Les discours d’Alexandre Loukachenko, cependant, n’ont pas toujours été aussi conciliants. Récemment, lors d'une conférence de presse à Minsk avant de se rendre à Moscou pour rencontrer Vladimir Poutine, le président biélorusse a de nouveau prévenu que, si une agression contre son pays était commise, il était prêt à se battre avec les russes pour le territoire de la Biélorussie, « si un seul soldat pénétrait sur notre territoire, la réponse serait immédiate et la guerre atteindrait une toute autre ampleur ».

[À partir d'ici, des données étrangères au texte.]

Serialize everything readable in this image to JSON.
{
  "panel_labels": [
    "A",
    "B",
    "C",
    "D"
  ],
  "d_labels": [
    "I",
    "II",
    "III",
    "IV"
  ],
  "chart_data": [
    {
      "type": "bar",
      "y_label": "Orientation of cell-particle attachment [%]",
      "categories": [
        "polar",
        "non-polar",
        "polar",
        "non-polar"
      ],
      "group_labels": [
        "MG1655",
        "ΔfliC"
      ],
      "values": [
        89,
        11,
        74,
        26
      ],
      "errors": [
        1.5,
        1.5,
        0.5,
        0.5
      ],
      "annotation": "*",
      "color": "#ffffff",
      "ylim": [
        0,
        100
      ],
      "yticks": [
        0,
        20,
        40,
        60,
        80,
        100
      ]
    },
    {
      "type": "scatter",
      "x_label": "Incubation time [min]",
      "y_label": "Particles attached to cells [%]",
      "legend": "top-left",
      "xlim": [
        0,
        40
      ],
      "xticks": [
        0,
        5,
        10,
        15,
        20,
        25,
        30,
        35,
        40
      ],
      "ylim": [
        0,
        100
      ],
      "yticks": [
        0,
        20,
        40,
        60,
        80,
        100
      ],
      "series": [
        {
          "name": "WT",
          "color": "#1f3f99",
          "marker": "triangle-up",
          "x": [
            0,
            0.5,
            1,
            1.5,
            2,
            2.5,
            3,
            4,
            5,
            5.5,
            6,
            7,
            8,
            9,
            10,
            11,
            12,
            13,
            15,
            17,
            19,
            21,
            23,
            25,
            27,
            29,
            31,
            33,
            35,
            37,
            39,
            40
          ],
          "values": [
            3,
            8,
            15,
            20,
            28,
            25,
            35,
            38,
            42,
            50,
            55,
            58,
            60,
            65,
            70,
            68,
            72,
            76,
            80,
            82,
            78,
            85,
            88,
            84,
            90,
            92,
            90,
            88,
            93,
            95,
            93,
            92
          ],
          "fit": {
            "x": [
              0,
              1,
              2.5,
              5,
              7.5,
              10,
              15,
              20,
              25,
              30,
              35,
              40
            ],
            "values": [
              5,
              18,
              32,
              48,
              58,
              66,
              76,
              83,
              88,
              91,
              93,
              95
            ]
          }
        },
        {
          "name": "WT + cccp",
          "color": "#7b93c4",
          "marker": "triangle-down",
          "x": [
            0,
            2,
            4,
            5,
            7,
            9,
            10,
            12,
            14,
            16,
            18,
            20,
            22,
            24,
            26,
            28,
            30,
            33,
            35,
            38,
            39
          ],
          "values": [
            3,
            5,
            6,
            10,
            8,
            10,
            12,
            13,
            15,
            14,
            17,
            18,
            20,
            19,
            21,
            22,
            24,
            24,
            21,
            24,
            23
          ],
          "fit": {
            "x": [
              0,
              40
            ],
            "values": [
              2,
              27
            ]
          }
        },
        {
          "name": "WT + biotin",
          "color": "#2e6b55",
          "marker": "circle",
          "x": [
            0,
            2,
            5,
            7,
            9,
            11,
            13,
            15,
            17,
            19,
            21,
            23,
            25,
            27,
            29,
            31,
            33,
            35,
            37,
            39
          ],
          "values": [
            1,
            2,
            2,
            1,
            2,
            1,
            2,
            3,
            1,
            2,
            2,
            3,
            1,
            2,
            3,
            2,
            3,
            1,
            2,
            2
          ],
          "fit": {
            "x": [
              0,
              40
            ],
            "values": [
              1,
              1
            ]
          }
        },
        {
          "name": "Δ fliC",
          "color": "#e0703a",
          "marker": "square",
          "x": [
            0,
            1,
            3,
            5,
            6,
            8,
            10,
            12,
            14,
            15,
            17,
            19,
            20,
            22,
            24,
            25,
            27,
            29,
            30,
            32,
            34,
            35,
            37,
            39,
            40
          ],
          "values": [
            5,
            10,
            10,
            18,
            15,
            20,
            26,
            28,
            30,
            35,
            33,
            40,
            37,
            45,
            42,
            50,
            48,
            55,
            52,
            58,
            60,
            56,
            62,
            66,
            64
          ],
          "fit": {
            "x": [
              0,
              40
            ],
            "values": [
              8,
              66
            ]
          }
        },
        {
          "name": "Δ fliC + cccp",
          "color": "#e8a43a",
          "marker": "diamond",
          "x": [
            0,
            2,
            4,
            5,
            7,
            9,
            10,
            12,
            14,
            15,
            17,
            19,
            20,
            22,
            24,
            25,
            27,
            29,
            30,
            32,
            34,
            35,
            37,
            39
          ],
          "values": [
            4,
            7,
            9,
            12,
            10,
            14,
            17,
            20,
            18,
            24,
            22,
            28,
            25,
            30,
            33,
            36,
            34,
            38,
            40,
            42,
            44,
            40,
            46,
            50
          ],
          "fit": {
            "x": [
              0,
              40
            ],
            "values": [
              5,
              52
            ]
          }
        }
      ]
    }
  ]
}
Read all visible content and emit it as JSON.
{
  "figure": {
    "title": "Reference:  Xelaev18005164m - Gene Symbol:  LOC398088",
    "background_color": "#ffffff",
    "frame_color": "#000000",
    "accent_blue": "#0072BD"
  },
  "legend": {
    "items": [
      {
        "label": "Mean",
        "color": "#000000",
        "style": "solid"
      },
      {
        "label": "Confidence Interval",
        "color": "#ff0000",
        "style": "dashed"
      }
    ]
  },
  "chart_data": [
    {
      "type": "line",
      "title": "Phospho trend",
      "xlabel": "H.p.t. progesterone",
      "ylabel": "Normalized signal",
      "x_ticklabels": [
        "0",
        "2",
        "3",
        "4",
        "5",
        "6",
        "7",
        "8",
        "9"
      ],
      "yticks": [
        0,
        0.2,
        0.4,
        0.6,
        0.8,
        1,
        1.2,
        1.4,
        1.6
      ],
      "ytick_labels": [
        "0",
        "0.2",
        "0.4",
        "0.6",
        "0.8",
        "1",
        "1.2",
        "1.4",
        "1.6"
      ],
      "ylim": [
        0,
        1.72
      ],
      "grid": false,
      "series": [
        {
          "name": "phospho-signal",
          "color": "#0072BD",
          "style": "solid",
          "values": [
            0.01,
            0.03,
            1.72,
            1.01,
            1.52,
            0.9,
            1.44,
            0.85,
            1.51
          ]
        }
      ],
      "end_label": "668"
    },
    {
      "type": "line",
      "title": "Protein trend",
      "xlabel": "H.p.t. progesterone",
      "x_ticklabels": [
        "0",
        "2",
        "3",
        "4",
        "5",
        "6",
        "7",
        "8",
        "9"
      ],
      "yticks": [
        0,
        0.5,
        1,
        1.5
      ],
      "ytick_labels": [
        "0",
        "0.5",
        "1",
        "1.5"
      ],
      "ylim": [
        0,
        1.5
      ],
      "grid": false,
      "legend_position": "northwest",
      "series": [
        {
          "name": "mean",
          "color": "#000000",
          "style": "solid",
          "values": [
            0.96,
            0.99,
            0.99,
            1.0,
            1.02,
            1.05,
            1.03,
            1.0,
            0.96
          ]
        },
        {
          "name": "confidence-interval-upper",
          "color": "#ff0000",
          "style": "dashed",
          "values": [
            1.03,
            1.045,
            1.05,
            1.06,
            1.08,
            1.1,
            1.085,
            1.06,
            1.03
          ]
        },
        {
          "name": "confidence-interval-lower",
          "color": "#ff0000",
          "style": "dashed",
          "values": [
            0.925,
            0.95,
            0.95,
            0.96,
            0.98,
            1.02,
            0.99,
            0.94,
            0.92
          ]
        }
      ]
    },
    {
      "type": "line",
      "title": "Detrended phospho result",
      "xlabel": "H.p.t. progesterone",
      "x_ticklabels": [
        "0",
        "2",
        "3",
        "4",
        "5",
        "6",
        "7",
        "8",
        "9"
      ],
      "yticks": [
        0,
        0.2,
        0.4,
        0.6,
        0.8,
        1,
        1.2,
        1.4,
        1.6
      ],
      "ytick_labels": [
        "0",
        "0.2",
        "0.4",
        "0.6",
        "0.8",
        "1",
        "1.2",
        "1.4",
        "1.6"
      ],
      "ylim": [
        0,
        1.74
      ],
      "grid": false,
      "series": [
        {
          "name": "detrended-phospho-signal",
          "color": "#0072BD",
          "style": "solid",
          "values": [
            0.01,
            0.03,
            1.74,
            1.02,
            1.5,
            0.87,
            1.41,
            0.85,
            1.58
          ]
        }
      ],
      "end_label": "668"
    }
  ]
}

« Pourtant, lorsqu'un missile ukrainien a atterri par erreur sur le territoire biélorusse à la fin du mois de décembre 2022, la réponse d’Alexandre Loukachenko a été de minimiser son impact », dit Samantha de Benderm, qui voit dans son discours plus de la rhétorique et de la posture que de la volonté d'agir, « Alexandre Loukachenko sait qu'il est dans une position de faiblesse vis-à-vis de la Russie. Il existe une menace crédible que la Russie veuille annexer la Biélorussie à moyen terme et Alexandre Loukachenko joue ses cartes du mieux qu'il peut pour essayer d'empêcher cela. Avec ce rapprochement avec la Chine, il peut aussi chercher à réduire sa dépendance vis-à-vis de la Russie et, peut-être, un lieu sûr où il pourrait se retirer, si les choses ne se passaient pas bien pour lui en Biélorussie et s'il était renversé par un nouvelle révolte politique ».